Ich erinnere mich an den Kampf gegen die Äste, die mich und Kaja verfolgt hatten. Vorsichtig und fast geräuschlos erhebe ich mich, wobei ich feststellen muss, dass mir immer noch leicht schwindelig ist. Dennoch sind meine wackeligen Beine stark genug, um mich aufrecht zu halten.
Meine Augen tasten alle Richtungen ab, jedoch können sie nichts bedrohliches finden. Die Gefahr scheint vorüber zu sein. Nun gleitet mein Blick von meinem Oberkörper hinab bis zu den Füßen. Erschrocken merke ich, dass ich meine Beine nicht sehen kann. Die Dunkelheit scheint sie verschluckt zu haben. Es ist wie ein dichter, schwarzer Nebel, indem man kaum noch seine eigenen Hände sehen kann.
Zum Glück habe ich noch die Taschenlampe bei mir. Sie mitzunehmen hat sich nun doch als gute Idee von Kaja heraus gestellt. Wo ist meine Freundin eigentlich? "Kaja!", flüstere ich und leuchte dabei mit dem Licht in die Dunkelheit. Besonders weit sehe ich damit nicht. Hoffentlich ist sie noch in meiner Nähe.
Ich muss zugeben, dass ich es mit der Angst zu tun bekomme. Das muss schon etwas heißen, denn normalerweise bin ich furchtlos. Nun läuft mir ein eiskalter Schauer den Rücken herunter. Es ist, wie wenn ich in Mitten eines Horrorfilmes wäre. Diese konnten mir nie gruselig genug sein. Einmal bin ich sogar im Mittelteil eingeschlafen. Beim Filme schauen muss man allerdings nicht um sein Leben fürchten.
Plötzlich sehe ich zwei Augen aufblitzen, wie die einer Katze in der Nacht. Erschrocken springe ich eine Satz zurück, als würde mich gleich ein Raubtier anfallen.
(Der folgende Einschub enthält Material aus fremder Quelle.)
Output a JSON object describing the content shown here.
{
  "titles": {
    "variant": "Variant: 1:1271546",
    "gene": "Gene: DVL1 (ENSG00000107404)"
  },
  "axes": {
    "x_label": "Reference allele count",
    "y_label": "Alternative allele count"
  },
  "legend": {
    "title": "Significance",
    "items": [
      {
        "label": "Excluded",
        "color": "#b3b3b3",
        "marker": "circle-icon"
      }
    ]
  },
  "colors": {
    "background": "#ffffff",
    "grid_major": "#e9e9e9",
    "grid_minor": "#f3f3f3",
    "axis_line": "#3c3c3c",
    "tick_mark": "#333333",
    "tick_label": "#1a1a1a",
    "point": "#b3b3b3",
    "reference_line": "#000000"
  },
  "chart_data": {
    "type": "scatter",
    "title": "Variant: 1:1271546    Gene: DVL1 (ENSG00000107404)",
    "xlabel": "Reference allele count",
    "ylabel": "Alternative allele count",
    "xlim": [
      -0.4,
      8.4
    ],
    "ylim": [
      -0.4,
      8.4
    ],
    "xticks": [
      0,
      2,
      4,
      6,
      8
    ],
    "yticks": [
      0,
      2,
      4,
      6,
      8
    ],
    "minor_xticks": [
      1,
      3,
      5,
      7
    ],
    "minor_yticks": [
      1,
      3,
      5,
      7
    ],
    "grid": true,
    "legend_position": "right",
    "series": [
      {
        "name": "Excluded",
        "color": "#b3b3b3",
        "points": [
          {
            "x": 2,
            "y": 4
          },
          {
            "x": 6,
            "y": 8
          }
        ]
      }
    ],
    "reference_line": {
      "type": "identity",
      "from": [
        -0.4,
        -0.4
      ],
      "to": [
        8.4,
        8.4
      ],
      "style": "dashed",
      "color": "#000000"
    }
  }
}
"Beruhige dich Lilly! Ich bin's nur, Kaja", murmelt meine Freundin: "Endlich bist du aufgewacht. Du warst zwar nur eine Stunde ohnmächtig, aber mir kam es vor, wie eine Ewigkeit. Du hast ja keine Ahnung, wie es ist, völlig alleine im Dunkeln hier zu sitzen. Zum Glück haben sich wenigstens die schwarzen Äste zurück gezogen."
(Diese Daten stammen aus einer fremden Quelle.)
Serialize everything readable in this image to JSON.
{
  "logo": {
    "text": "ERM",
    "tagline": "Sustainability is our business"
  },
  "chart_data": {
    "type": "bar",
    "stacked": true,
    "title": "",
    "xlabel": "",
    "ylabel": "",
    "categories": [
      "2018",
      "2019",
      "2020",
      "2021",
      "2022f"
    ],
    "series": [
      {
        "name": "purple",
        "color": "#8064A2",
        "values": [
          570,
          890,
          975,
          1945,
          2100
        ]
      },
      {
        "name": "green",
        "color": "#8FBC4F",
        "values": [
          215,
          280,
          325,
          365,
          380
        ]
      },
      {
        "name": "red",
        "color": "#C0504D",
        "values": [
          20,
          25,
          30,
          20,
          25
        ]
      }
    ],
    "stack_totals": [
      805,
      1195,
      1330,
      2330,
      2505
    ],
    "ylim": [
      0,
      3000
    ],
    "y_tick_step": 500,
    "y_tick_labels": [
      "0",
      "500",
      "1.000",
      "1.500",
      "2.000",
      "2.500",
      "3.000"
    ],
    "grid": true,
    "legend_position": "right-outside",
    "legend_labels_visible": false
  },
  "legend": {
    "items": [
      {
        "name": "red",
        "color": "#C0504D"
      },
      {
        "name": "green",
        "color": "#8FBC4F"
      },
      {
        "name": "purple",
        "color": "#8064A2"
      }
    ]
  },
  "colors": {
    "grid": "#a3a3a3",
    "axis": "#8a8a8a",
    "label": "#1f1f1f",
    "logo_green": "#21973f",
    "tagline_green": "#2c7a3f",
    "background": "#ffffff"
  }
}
"Oh doch, glaub mir, ich weiß genau wie das ist!", versichere ich. Neckisch fragt Kaja: "Soll das etwa heißen du hast Angst?" "Ja, habe ich. Im Gegensatz zu dir gebe ich das wenigstens zu", antworte ich. Kaja lässt es auf sich beruhen und meint hastig: "Jaja, schon gut. Jetzt ist keine Zeit für Diskussionen. Lass und endlich einen Ausweg finden! Wie viel Uhr haben wir eigentlich?" "Was interessiert dich jetzt die Uhrzeit? Los, lass uns in irgendeine Richtung gehen!", sage ich mit einem ungeduldigen Unterton.
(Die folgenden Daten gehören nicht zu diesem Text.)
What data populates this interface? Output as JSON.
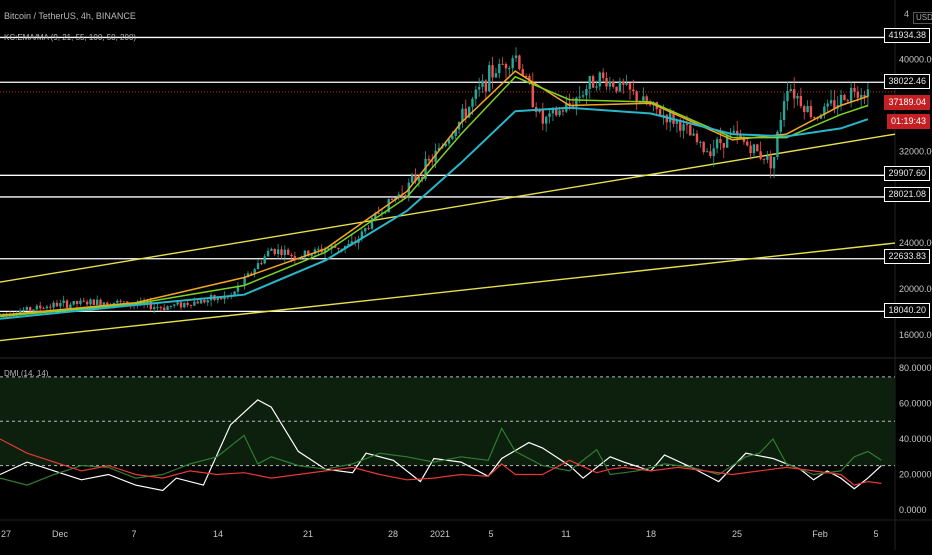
{
  "header": {
    "symbol": "Bitcoin / TetherUS, 4h, BINANCE",
    "indicator": "KC:EMA/MA (9, 21, 55, 100, 50, 200)",
    "dmi_label": "DMI (14, 14)",
    "currency": "USDT",
    "scale_top": "4"
  },
  "colors": {
    "background": "#000000",
    "up_candle": "#26a69a",
    "down_candle": "#ef5350",
    "ema_fast": "#f5a623",
    "ema_mid": "#7ed321",
    "ema_slow": "#29b6c8",
    "trendline": "#e8e04a",
    "hline": "#ffffff",
    "adx": "#ffffff",
    "di_plus": "#2e7d32",
    "di_minus": "#e53935"
  },
  "price_axis": {
    "ticks": [
      "40000.00",
      "32000.00",
      "24000.00",
      "20000.00",
      "16000.00"
    ],
    "horizontal_levels": [
      "41934.38",
      "38022.46",
      "29907.60",
      "28021.08",
      "22633.83",
      "18040.20"
    ],
    "last_price": "37189.04",
    "countdown": "01:19:43"
  },
  "dmi_axis": {
    "ticks": [
      "80.0000",
      "60.0000",
      "40.0000",
      "20.0000",
      "0.0000"
    ]
  },
  "time_axis": {
    "labels": [
      "27",
      "Dec",
      "7",
      "14",
      "21",
      "28",
      "2021",
      "5",
      "11",
      "18",
      "25",
      "Feb",
      "5"
    ]
  },
  "chart_data": [
    {
      "type": "candlestick",
      "title": "Bitcoin / TetherUS, 4h, BINANCE",
      "ylim": [
        14500,
        44500
      ],
      "x": [
        "27",
        "Dec",
        "7",
        "14",
        "21",
        "28",
        "2021",
        "5",
        "11",
        "18",
        "25",
        "Feb",
        "5"
      ],
      "close_path": [
        [
          0,
          17800
        ],
        [
          4,
          18600
        ],
        [
          8,
          18900
        ],
        [
          12,
          18400
        ],
        [
          14,
          18800
        ],
        [
          17,
          19300
        ],
        [
          20,
          23500
        ],
        [
          22,
          22800
        ],
        [
          24,
          23500
        ],
        [
          26,
          23800
        ],
        [
          28,
          26800
        ],
        [
          30,
          28800
        ],
        [
          32,
          31500
        ],
        [
          34,
          34800
        ],
        [
          36,
          38500
        ],
        [
          38,
          40500
        ],
        [
          40,
          34500
        ],
        [
          42,
          36000
        ],
        [
          44,
          38500
        ],
        [
          46,
          37500
        ],
        [
          48,
          35800
        ],
        [
          50,
          34500
        ],
        [
          52,
          32000
        ],
        [
          54,
          33500
        ],
        [
          56,
          31800
        ],
        [
          57,
          31000
        ],
        [
          58,
          38000
        ],
        [
          60,
          35000
        ],
        [
          62,
          36500
        ],
        [
          63,
          37500
        ],
        [
          64,
          37189
        ]
      ],
      "emas": [
        {
          "name": "EMA 9",
          "values": [
            [
              0,
              17700
            ],
            [
              10,
              18800
            ],
            [
              18,
              21000
            ],
            [
              24,
              23500
            ],
            [
              30,
              28500
            ],
            [
              34,
              34500
            ],
            [
              38,
              39000
            ],
            [
              42,
              36000
            ],
            [
              48,
              36200
            ],
            [
              54,
              33000
            ],
            [
              58,
              33500
            ],
            [
              62,
              36000
            ],
            [
              64,
              36800
            ]
          ]
        },
        {
          "name": "EMA 21",
          "values": [
            [
              0,
              17600
            ],
            [
              10,
              18700
            ],
            [
              18,
              20300
            ],
            [
              24,
              23200
            ],
            [
              30,
              28000
            ],
            [
              34,
              33500
            ],
            [
              38,
              38500
            ],
            [
              42,
              36500
            ],
            [
              48,
              36300
            ],
            [
              54,
              33200
            ],
            [
              58,
              33200
            ],
            [
              62,
              35200
            ],
            [
              64,
              36000
            ]
          ]
        },
        {
          "name": "EMA 55",
          "values": [
            [
              0,
              17400
            ],
            [
              10,
              18600
            ],
            [
              18,
              19500
            ],
            [
              24,
              22500
            ],
            [
              30,
              26800
            ],
            [
              34,
              31000
            ],
            [
              38,
              35500
            ],
            [
              42,
              35800
            ],
            [
              48,
              35300
            ],
            [
              54,
              33500
            ],
            [
              58,
              33300
            ],
            [
              62,
              34000
            ],
            [
              64,
              34800
            ]
          ]
        }
      ],
      "horizontal_levels": [
        41934.38,
        38022.46,
        29907.6,
        28021.08,
        22633.83,
        18040.2
      ],
      "trendlines": [
        {
          "from": [
            0,
            20600
          ],
          "to": [
            66,
            33500
          ]
        },
        {
          "from": [
            0,
            15500
          ],
          "to": [
            66,
            24000
          ]
        }
      ],
      "last_price": 37189.04
    },
    {
      "type": "line",
      "title": "DMI (14, 14)",
      "ylim": [
        0,
        80
      ],
      "levels": [
        75,
        50,
        25
      ],
      "series": [
        {
          "name": "ADX",
          "values": [
            [
              0,
              20
            ],
            [
              2,
              27
            ],
            [
              4,
              22
            ],
            [
              6,
              17
            ],
            [
              8,
              20
            ],
            [
              10,
              14
            ],
            [
              12,
              11
            ],
            [
              13,
              18
            ],
            [
              15,
              14
            ],
            [
              17,
              48
            ],
            [
              19,
              62
            ],
            [
              20,
              58
            ],
            [
              22,
              33
            ],
            [
              24,
              23
            ],
            [
              26,
              21
            ],
            [
              27,
              32
            ],
            [
              29,
              28
            ],
            [
              31,
              16
            ],
            [
              32,
              29
            ],
            [
              34,
              27
            ],
            [
              36,
              19
            ],
            [
              37,
              29
            ],
            [
              39,
              38
            ],
            [
              40,
              35
            ],
            [
              42,
              25
            ],
            [
              43,
              18
            ],
            [
              45,
              30
            ],
            [
              46,
              27
            ],
            [
              48,
              22
            ],
            [
              49,
              31
            ],
            [
              51,
              24
            ],
            [
              53,
              16
            ],
            [
              55,
              32
            ],
            [
              57,
              29
            ],
            [
              59,
              23
            ],
            [
              60,
              17
            ],
            [
              61,
              22
            ],
            [
              62,
              18
            ],
            [
              63,
              12
            ],
            [
              64,
              18
            ],
            [
              65,
              25
            ]
          ]
        },
        {
          "name": "DI+",
          "values": [
            [
              0,
              18
            ],
            [
              2,
              14
            ],
            [
              4,
              20
            ],
            [
              6,
              25
            ],
            [
              8,
              24
            ],
            [
              10,
              18
            ],
            [
              12,
              20
            ],
            [
              14,
              26
            ],
            [
              16,
              30
            ],
            [
              18,
              42
            ],
            [
              19,
              26
            ],
            [
              20,
              30
            ],
            [
              22,
              25
            ],
            [
              24,
              23
            ],
            [
              26,
              26
            ],
            [
              28,
              32
            ],
            [
              30,
              30
            ],
            [
              32,
              27
            ],
            [
              34,
              30
            ],
            [
              36,
              28
            ],
            [
              37,
              46
            ],
            [
              38,
              33
            ],
            [
              40,
              25
            ],
            [
              42,
              22
            ],
            [
              44,
              34
            ],
            [
              45,
              20
            ],
            [
              47,
              22
            ],
            [
              49,
              26
            ],
            [
              51,
              24
            ],
            [
              53,
              20
            ],
            [
              55,
              30
            ],
            [
              56,
              32
            ],
            [
              57,
              40
            ],
            [
              58,
              26
            ],
            [
              60,
              20
            ],
            [
              62,
              22
            ],
            [
              63,
              30
            ],
            [
              64,
              33
            ],
            [
              65,
              28
            ]
          ]
        },
        {
          "name": "DI-",
          "values": [
            [
              0,
              40
            ],
            [
              2,
              32
            ],
            [
              4,
              27
            ],
            [
              6,
              22
            ],
            [
              8,
              25
            ],
            [
              10,
              20
            ],
            [
              12,
              18
            ],
            [
              14,
              22
            ],
            [
              16,
              20
            ],
            [
              18,
              21
            ],
            [
              20,
              18
            ],
            [
              22,
              20
            ],
            [
              24,
              22
            ],
            [
              26,
              24
            ],
            [
              28,
              20
            ],
            [
              30,
              17
            ],
            [
              32,
              18
            ],
            [
              34,
              20
            ],
            [
              36,
              19
            ],
            [
              37,
              26
            ],
            [
              38,
              20
            ],
            [
              40,
              20
            ],
            [
              42,
              28
            ],
            [
              44,
              21
            ],
            [
              45,
              23
            ],
            [
              46,
              24
            ],
            [
              48,
              22
            ],
            [
              50,
              24
            ],
            [
              52,
              22
            ],
            [
              54,
              20
            ],
            [
              56,
              22
            ],
            [
              58,
              24
            ],
            [
              60,
              22
            ],
            [
              62,
              20
            ],
            [
              63,
              14
            ],
            [
              64,
              16
            ],
            [
              65,
              15
            ]
          ]
        }
      ]
    }
  ]
}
Kaja reagiert nicht darauf und zieht ihr Handy aus der Jackentasche. "Es ist sieben Uhr früh. Eigentlich müsste die Sonne längst aufgegangen sein", meint Kaja skeptisch. "Was, so spät schon! Ich hätte gedacht, es wäre noch Nacht. Irgendetwas stimmt so ganz und gar nicht. Auch sollte es mindestens 30 Grad haben. Mir ist nämlich eiskalt, trotz Jacke und langer Hose", meine ich und finde das Ganze auch merkwürdig. "Lilly, wir finden hier nie wieder heraus. Die Äste werden uns köpfen und zerquetschen!", sagt Kaja mit weinerlicher Stimme. Die Angst steht ihr ins Gesicht geschrieben. Um meine Freundin zu beruhigen, spreche ich ein paar aufmunternde Worte: "Kaja, sei doch nicht gleich so pessimistisch. Das Geäst ist schon lange verschwunden und irgendeinen Ausweg gibt es immer. Der Wald ist nicht unendlich groß. Außerdem sind wir immer noch zu Zweit." "Na toll, dann nenne mir doch deine Idee. Ziellos in irgendeine Richtung zu laufen wäre nämlich sinnlos", meint Kaja mit einem zweifelden Blick und Tränen in den Augen. "Hast ja Recht....hmm....Eigentlich habe ich sogar eine Idee. Einer von uns klettert an die Spitze eines der größeren Baumstämme und sieht nach in welcher Richtung es am schnellsten aus dem Wald geht", schlage ich vor. "Bist du wahnsinnig! Was ist, wenn der kaputte Baum deinem Gewicht nicht stand hält und umfällt. Durch das Feuer ist das Holz sehr porös geworden", bestreitet Kaja. "Du musst da ja nicht rauf klettern. Das mach ich", erwidere ich fest von meinem Plan überzeugt. "Und was mach ich, wenn du dabei drauf gehst? Dann bin ich ganz alleine", meint Kaja. "Das ist nunmal der einzige Schlüssel zum Tor aus dem finsteren Wald, Kaja. Oder hast du noch einen Vorschlag?", frage ich. "Nein", sagt Kaja trocken und schweigt.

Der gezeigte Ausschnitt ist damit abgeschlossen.